If you’re getting ready to engage in a group project that requires alert and positive team members, it might be a good idea to give everyone a cup of coffee beforehand.
A new study published in the Journal of Psychopharmacology finds that when team members drink a cup of coffee before performing a task together, they tend to give more positive reviews for their group’s performance — and their own contribution.
The research also shows that while coffee drinkers tend to be more talkative in a group setting, they stay more on-topic than those who drink decaf.
“We found that increased alertness was what led to the positive results for team performance,” said Amit Singh, co-author of the study and a doctoral student in marketing at The Ohio State University’s Fisher College of Business. “Not surprisingly, people who drank caffeinated coffee tended to be more alert.”
Singh conducted the study with Drs. Vasu Unnava and H. Rao Unnava, both formerly at Ohio State and now with the Graduate School of Management at the University of California, Davis. While several studies have examined how caffeine influences individual performance, this is the first to investigate its impact on teams.
The first experiment involved 72 undergraduate students who were self-reported coffee drinkers. They were instructed not to drink coffee before the study.
Half of the participants were told this was a coffee-tasting task and then split into groups of five. After drinking a cup of coffee and rating its flavor, the participants were given 30 minutes of filler tasks to allow the caffeine to kick in. The other half of the participants did the coffee tasting at the end of the experiment.
Each group then reviewed and discussed a controversial topic: the Occupy movement, a liberal movement that highlights social and economic inequality. After a 15-minute discussion, group members rated themselves and the other group members.

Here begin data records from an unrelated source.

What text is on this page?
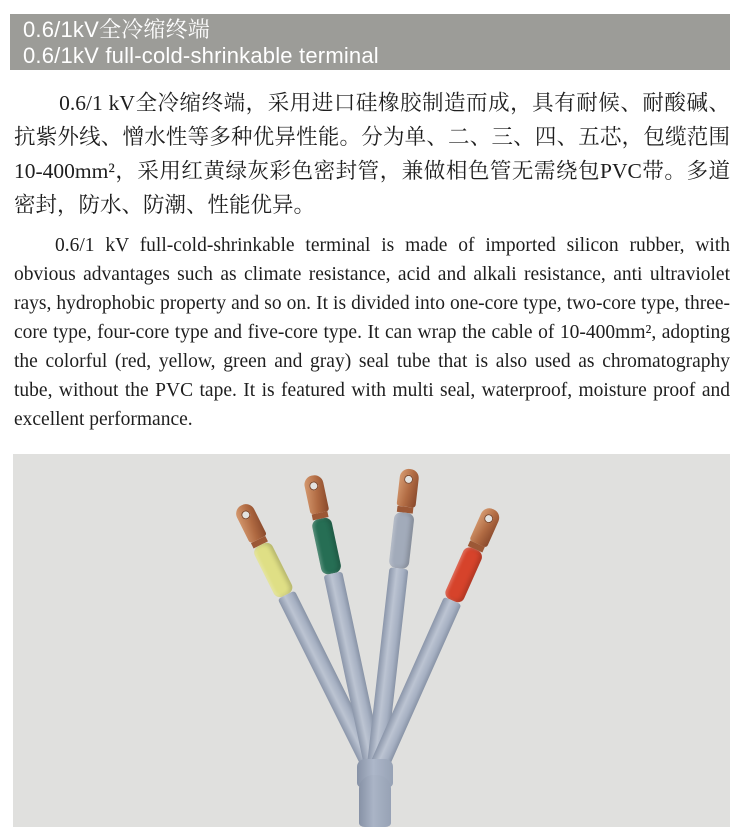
0.6/1kV全冷缩终端
0.6/1kV full-cold-shrinkable terminal

0.6/1 kV全冷缩终端，采用进口硅橡胶制造而成，具有耐候、耐酸碱、抗紫外线、憎水性等多种优异性能。分为单、二、三、四、五芯，包缆范围10-400mm²，采用红黄绿灰彩色密封管，兼做相色管无需绕包PVC带。多道密封，防水、防潮、性能优异。

0.6/1 kV full-cold-shrinkable terminal is made of imported silicon rubber, with obvious advantages such as climate resistance, acid and alkali resistance, anti ultraviolet rays, hydrophobic property and so on. It is divided into one-core type, two-core type, three-core type, four-core type and five-core type. It can wrap the cable of 10-400mm², adopting the colorful (red, yellow, green and gray) seal tube that is also used as chromatography tube, without the PVC tape. It is featured with multi seal, waterproof, moisture proof and excellent performance.
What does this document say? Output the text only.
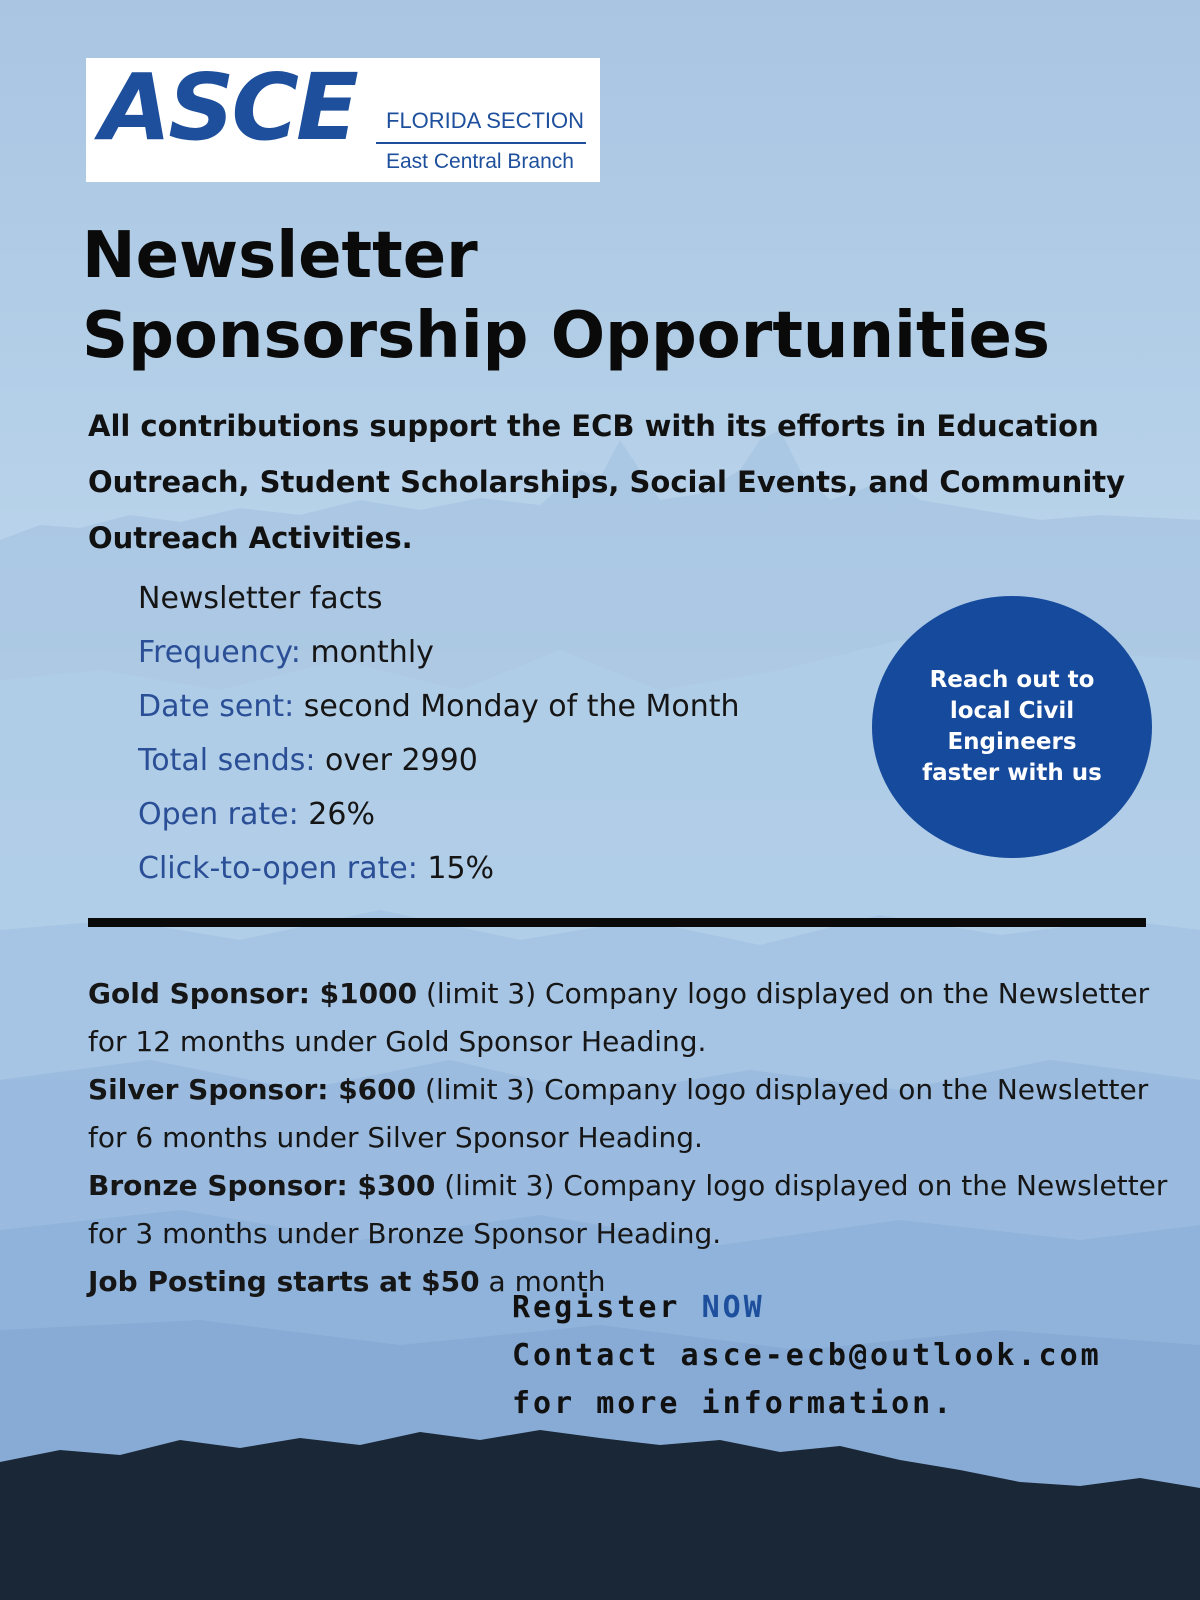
ASCE FLORIDA SECTION
East Central Branch
Newsletter
Sponsorship Opportunities
All contributions support the ECB with its efforts in Education Outreach, Student Scholarships, Social Events, and Community Outreach Activities.
Newsletter facts
Frequency: monthly
Date sent: second Monday of the Month
Total sends: over 2990
Open rate: 26%
Click-to-open rate: 15%
Reach out to local Civil Engineers faster with us
Gold Sponsor: $1000 (limit 3) Company logo displayed on the Newsletter for 12 months under Gold Sponsor Heading.
Silver Sponsor: $600 (limit 3) Company logo displayed on the Newsletter for 6 months under Silver Sponsor Heading.
Bronze Sponsor: $300 (limit 3) Company logo displayed on the Newsletter for 3 months under Bronze Sponsor Heading.
Job Posting starts at $50 a month
Register NOW
Contact asce-ecb@outlook.com
for more information.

The findings reveal that participants who drank the coffee before the group task rated themselves and their fellow team members more positively than those who drank coffee after the discussion, Singh said.
In a second experiment, 61 students drank coffee at the beginning of the study, but half were given decaf. Those who drank caffeinated coffee rated themselves and their fellow group members more positively than those who drank decaf.
The researchers believe the key to these findings is a higher level of alertness among the regular coffee drinkers. All participants rated how alert they felt at the end of the study, and those who drank the caffeinated coffee rated themselves as more alert than those who did not.
In addition, those who rated themselves as more alert, whether they drank caffeinated coffee or not, also tended to give higher marks to themselves and their fellow group members.
The researchers suggest that any intervention which increases alertness (such as exercise) may also lead to similar results.
“We suspect that when people are more alert they see themselves and the other group members contributing more, and that gives them a more positive attitude,” Singh said.
But the caffeine does more than just increase good feelings. After conducting an analysis of the group discussion in the second study, the researchers found that people tended to talk more after drinking caffeine, but they also tended to stay more on topic.
“They’re talking about more relevant things after drinking caffeinated coffee,” he said.
One might think that if people are talking more about a controversial topic like the Occupy movement, that it could cause friction in the group. But that’s not what the study suggests.
Participants who drank regular coffee were more likely than those who drank decaf to say they would be willing to work with their group again.
“Even though they are talking more, agreeing and disagreeing, they still want to work with them again,” Singh said. “Coffee didn’t seem to make group discussions too uncomfortable and disagreeable.”